Production flexible : quand le câble devient l’ennemi de l’agilité
18 juin 2026
L’industrie vit une mutation profonde.
La demande de personnalisation de masse impose désormais aux lignes de production de changer de série en quelques heures, voire de reconfigurer entièrement leur disposition en quelques jours.
Dans ce contexte, le câblage industriel traditionnel (Profinet, EtherCAT, fibres optiques alimentant automates et capteurs) est devenu un frein structurel. Pas parce que ces technologies sont mauvaises, elles sont robustes et éprouvées, mais parce qu’elles ancrent physiquement les équipements au sol.
98 % des industriels français ont engagé une première transition vers l’industrie 4.0, mais beaucoup se heurtent à ce paradoxe : les outils numériques sont prêts, les équipements sont capables, et c’est l’infrastructure de connectivité qui bloque la flexibilité.
Le concept de « plug and produce » ne peut pas fonctionner avec du câble
L’idée derrière le plug and produce est simple : un équipement industriel, automate, capteur, bras robotisé, doit pouvoir être déplacé, reconnecté et opérationnel en quelques minutes, sans intervention sur l’infrastructure réseau. C’est la condition pour que la ligne de production soit vraiment reconfigurable. Avec du câblage physique, chaque déplacement d’équipement implique un chantier : passage de câbles, reconfiguration des armoires, tests de continuité. On parle de journées, parfois de semaines.
La 5G privée change fondamentalement cette équation.
Un équipement se déplace, il se reconnecte au réseau sans fil avec la même adresse, la même priorité de traitement, la même qualité de service qu’avant. Le réseau le reconnaît, lui réattribue ses paramètres. C’est ce que les industriels appellent la « transparence du réseau », et c’est précisément ce qui conditionne la viabilité opérationnelle du plug and produce.
Les exigences de fiabilité ne sont pas négociables
Il faut être honnête sur un point : la 5G privée pour la production industrielle n’est pas une technologie qu’on déploie à la légère.

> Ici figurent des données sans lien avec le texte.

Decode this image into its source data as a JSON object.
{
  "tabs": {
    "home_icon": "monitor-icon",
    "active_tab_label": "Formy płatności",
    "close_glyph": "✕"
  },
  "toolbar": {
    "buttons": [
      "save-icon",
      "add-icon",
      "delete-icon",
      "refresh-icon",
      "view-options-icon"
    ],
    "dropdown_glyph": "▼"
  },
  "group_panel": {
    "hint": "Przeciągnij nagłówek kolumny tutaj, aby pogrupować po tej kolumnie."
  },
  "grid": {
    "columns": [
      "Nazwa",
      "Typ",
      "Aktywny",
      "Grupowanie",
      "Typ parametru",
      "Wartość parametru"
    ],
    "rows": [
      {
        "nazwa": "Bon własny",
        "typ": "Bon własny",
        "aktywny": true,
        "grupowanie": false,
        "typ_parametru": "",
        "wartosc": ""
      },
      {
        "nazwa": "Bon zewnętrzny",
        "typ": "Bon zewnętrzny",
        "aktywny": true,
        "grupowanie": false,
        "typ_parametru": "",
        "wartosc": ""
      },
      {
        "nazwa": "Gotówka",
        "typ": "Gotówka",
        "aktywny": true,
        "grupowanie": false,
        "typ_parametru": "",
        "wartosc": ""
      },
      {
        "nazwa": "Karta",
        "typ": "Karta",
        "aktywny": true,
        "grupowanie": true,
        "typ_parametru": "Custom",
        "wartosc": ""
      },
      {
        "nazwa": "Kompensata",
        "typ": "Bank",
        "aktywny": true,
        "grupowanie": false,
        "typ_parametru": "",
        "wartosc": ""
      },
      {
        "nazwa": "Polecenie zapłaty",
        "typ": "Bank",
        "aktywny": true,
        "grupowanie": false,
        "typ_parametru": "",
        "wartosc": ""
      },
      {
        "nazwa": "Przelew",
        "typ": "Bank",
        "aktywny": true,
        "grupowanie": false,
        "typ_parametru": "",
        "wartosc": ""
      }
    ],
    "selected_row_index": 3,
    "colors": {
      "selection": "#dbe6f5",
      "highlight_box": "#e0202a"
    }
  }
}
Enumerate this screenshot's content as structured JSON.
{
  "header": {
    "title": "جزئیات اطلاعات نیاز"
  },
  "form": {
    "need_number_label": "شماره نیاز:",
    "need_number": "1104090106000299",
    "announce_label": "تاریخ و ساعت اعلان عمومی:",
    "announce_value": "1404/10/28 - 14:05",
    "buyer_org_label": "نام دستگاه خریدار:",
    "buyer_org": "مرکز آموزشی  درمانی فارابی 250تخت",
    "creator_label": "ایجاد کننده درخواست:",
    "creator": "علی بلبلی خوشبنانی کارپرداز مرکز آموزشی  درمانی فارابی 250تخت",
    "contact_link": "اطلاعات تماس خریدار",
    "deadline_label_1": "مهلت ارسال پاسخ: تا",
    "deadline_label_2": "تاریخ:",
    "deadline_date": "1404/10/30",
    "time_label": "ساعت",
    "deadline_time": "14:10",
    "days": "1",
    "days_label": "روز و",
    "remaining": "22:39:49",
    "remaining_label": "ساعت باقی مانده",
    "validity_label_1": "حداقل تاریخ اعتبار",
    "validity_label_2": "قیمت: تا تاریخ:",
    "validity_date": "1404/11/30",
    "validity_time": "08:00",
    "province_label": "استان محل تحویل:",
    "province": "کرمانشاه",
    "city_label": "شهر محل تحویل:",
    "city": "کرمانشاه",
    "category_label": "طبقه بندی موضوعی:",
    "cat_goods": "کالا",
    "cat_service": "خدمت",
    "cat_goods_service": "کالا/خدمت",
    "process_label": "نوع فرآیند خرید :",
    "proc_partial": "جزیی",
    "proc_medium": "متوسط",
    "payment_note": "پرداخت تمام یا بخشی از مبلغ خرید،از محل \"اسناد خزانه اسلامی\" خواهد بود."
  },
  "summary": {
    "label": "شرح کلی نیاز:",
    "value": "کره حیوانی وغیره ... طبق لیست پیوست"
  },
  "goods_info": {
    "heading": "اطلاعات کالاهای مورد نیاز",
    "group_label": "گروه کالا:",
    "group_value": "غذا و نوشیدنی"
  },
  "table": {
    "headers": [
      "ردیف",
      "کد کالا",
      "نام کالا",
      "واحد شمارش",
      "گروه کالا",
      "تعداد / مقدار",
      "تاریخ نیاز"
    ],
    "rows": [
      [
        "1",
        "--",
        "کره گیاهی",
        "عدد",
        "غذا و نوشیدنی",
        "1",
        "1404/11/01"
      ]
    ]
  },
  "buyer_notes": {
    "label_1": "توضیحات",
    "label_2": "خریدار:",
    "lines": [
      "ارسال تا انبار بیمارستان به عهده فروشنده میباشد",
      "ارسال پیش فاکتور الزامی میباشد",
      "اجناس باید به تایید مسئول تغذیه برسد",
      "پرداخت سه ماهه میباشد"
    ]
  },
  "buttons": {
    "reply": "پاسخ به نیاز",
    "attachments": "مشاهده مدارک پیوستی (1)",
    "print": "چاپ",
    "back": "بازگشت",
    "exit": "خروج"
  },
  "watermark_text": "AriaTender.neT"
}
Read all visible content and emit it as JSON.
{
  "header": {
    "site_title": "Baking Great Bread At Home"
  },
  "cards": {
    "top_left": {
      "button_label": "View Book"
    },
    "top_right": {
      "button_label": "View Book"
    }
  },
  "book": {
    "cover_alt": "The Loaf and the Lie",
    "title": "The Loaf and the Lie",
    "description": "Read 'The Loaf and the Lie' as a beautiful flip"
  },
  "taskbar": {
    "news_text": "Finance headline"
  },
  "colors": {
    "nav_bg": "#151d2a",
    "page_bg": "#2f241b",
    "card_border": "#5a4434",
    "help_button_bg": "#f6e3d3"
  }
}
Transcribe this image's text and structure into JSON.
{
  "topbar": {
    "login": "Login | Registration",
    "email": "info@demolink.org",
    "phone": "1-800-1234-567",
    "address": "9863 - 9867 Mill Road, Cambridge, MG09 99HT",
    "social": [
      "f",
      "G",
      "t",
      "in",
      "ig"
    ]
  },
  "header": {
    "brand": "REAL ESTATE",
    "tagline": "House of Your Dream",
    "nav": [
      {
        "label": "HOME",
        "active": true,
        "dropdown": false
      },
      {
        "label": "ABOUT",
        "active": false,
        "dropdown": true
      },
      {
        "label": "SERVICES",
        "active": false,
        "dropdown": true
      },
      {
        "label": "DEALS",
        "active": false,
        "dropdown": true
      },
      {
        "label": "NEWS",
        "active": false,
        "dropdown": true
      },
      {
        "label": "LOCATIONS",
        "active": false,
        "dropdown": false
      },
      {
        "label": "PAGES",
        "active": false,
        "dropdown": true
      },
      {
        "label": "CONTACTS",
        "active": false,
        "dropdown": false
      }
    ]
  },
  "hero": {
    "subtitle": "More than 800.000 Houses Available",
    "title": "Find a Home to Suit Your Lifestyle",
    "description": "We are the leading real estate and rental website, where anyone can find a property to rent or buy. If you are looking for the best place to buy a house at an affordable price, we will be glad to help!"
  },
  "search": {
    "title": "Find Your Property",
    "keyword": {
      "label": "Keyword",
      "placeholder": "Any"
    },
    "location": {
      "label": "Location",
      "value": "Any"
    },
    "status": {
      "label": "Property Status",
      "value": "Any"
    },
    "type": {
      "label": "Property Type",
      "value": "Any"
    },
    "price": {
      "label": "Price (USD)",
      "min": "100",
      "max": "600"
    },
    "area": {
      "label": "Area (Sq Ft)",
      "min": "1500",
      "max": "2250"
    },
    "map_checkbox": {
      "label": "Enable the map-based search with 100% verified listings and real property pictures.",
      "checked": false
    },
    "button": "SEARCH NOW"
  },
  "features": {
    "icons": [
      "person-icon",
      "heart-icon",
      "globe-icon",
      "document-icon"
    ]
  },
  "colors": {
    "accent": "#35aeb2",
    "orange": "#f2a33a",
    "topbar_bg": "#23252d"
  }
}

Les automates qui pilotent des lignes de production ont des exigences de disponibilité de l’ordre de 99,999 %, soit moins de 5 minutes d’interruption par an. C’est ce que la norme appelle l’URLLC (Ultra-Reliable Low Latency Communication), une des trois grandes familles de services que la 5G a été conçue pour supporter.
La version 16 du standard 5G a introduit le Time-Sensitive Networking (TSN), qui permet une communication synchronisée entre équipements industriels, condition indispensable pour que des automates en réseau sans fil se comportent avec la précision temporelle qu’offrait jusqu’ici le câblage industriel déterministe. C’est un point technique important, car il distingue une 5G industrielle sérieuse d’un simple réseau sans fil généraliste.
Ce que montrent les déploiements réels
Des retours de terrain documentés sur des environnements manufacturiers montrent que le passage à la 5G privée a permis de réduire significativement les temps de reconfiguration de lignes pour des changements de séries, non pas parce que la 5G est « magique », mais parce qu’elle supprime la contrainte physique qui constituait l’essentiel du temps de reconfiguration. Les équipes n’interviennent plus sur l’infrastructure réseau ; elles se concentrent sur la reconfiguration logicielle et mécanique des équipements eux-mêmes.
L’autre bénéfice souvent cité en production, c’est la supervision centralisée en temps réel. Lorsque chaque machine, chaque capteur, chaque automate remonte en continu son état de santé vers un jumeau numérique, la maintenance devient prédictive plutôt que corrective. On n’attend plus la panne pour intervenir ; on intervient avant, sur la base de signaux faibles détectés par l’analyse des flux de données.
Une transformation qui se pilote, pas qui s’improvise
La 5G privée pour la production flexible n’est pas un projet réseau. C’est un projet de transformation industrielle qui nécessite d’aligner l’infrastructure de connectivité, les systèmes de supervision (MES, SCADA), et les processus opérationnels. Les entreprises qui en tirent le meilleur parti sont celles qui ont abordé le sujet avec une vision système, et non comme un simple remplacement de leur Wi-Fi industriel.
C’est aussi pourquoi le choix de l’architecture (réseau privé dédié sur site, réseau hybride, ou réseau privé virtuel) mérite une analyse sérieuse en fonction des contraintes spécifiques de chaque site. Il n’y a pas de réponse universelle, mais il y a des questions incontournables à poser avant de déployer.